Regards. On observe régulièrement cette pratique de la multiplication des amendements dans les projets de loi – l’exécutif criant alors à l’obstruction alors qu’il s’agit d’un droit du parlementaire –, mais est-ce que ce genre de pratiques est courant, au Parlement, concernant une proposition de loi ?

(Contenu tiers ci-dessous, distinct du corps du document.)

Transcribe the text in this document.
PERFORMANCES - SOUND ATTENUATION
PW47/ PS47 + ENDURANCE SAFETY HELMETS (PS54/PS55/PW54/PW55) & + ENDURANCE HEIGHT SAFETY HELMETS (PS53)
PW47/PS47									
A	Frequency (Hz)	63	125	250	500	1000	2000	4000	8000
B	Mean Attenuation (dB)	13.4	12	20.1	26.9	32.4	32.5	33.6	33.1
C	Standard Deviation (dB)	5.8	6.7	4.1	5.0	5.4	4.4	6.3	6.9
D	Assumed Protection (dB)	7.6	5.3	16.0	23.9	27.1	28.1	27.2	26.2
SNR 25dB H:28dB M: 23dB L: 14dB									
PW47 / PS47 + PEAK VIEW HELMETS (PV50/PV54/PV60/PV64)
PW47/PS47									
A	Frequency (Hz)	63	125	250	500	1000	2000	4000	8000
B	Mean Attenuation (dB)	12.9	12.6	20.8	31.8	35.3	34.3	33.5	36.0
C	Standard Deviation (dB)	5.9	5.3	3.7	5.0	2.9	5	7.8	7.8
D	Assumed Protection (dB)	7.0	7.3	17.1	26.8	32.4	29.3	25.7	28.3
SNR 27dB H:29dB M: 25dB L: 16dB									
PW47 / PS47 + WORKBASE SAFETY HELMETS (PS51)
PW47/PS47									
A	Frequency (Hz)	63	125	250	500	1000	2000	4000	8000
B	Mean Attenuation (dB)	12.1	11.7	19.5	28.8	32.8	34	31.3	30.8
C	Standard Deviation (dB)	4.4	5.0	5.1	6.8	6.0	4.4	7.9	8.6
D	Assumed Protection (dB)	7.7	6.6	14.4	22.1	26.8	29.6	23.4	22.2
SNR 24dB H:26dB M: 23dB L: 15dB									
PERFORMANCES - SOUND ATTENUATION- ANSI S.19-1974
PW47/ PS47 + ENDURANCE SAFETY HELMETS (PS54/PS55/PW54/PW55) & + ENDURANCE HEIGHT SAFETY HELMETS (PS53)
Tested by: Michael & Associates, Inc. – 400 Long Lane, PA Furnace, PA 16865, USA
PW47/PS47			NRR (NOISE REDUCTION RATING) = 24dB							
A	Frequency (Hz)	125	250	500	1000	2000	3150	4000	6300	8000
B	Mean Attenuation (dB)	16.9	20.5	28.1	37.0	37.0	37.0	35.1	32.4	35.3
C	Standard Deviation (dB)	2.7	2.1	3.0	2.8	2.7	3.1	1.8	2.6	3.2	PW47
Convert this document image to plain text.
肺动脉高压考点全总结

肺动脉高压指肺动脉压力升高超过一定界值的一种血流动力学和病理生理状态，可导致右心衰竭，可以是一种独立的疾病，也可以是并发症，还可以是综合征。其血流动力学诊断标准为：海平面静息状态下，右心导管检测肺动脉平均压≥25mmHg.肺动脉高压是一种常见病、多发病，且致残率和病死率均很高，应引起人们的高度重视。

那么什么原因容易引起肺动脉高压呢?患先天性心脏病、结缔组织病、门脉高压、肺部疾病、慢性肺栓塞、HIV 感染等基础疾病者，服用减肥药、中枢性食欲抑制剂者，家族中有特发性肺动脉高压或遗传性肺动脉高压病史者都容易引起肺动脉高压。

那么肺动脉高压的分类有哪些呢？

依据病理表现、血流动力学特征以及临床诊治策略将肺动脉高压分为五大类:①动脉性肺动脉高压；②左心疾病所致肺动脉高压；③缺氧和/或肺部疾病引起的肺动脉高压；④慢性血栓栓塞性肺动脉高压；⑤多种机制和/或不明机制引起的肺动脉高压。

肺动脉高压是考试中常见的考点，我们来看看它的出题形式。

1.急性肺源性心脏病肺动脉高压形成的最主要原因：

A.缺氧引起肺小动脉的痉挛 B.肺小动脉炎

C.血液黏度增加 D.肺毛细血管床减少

Laurence Cohen. Pas vraiment. L’Assemblée nationale avait adopté cette proposition de loi en première lecture, en octobre 2020. Or, en première lecture au Sénat, la droite ne voulant pas entendre parler de cette loi, LR a fait une motion de rejet. Et maintenant, à l’Assemblée nationale, alors que la proposition allait passer pour une seconde lecture, il y a eu une pléthore d’amendements déposés : 484 dont 423 issus des rangs Les Républicains. Pour une deuxième lecture, c’est quand même assez inhabituel. C’était vraiment fait pour bloquer le débat. Il faut savoir que pour une proposition de loi [1], on est contraint à un temps de débat très restreint. En général, une proposition de loi comporte peu d’articles et on a l’habitude de ne pas renchérir par des amendements si l’on n’est pas membre du groupe de celui ou celle qui la présente. Ceci pour faire en sorte qu’il puisse y avoir discussion et que la loi aboutisse sur un vote. Plus vous allez amender, moins vous donnez de chances à la proposition de loi d’aboutir.

« Il y a une radicalisation très forte au niveau de la droite sénatoriale. Une partie est extrêmement réactionnaire, très "Manif pour tous", bien plus qu’avant. »

Comment jugez-vous de cette manœuvre de la droite parlementaire pour bloquer tout débat sur l’IVG ?

C’est révoltant. Il y a là une volonté de ne pas voir du tout cette problématique de l’allongement du délai de l’IVG examinée. Plus encore, c’est la thématique de l’IVG qui pose problème à une partie de la droite. On a bien vu pendant la pandémie de Covid-19 toutes les difficultés que rencontraient les femmes et il y a d’ailleurs eu un desserrement de l’étau de ce délai. Moralité : c’est possible. Ce qui bloque, c’est non seulement l’allongement mais aussi la suppression de la double clause de conscience. Mais ce n’est pas étonnant : depuis les dernières élections sénatoriales, je trouve qu’il y a une radicalisation très forte au niveau de la droite. Une partie est extrêmement réactionnaire, très « Manif pour tous », bien plus qu’avant. On l’a vu lors des lois bioéthiques où le débat sur la PMA pour toutes a été très violent.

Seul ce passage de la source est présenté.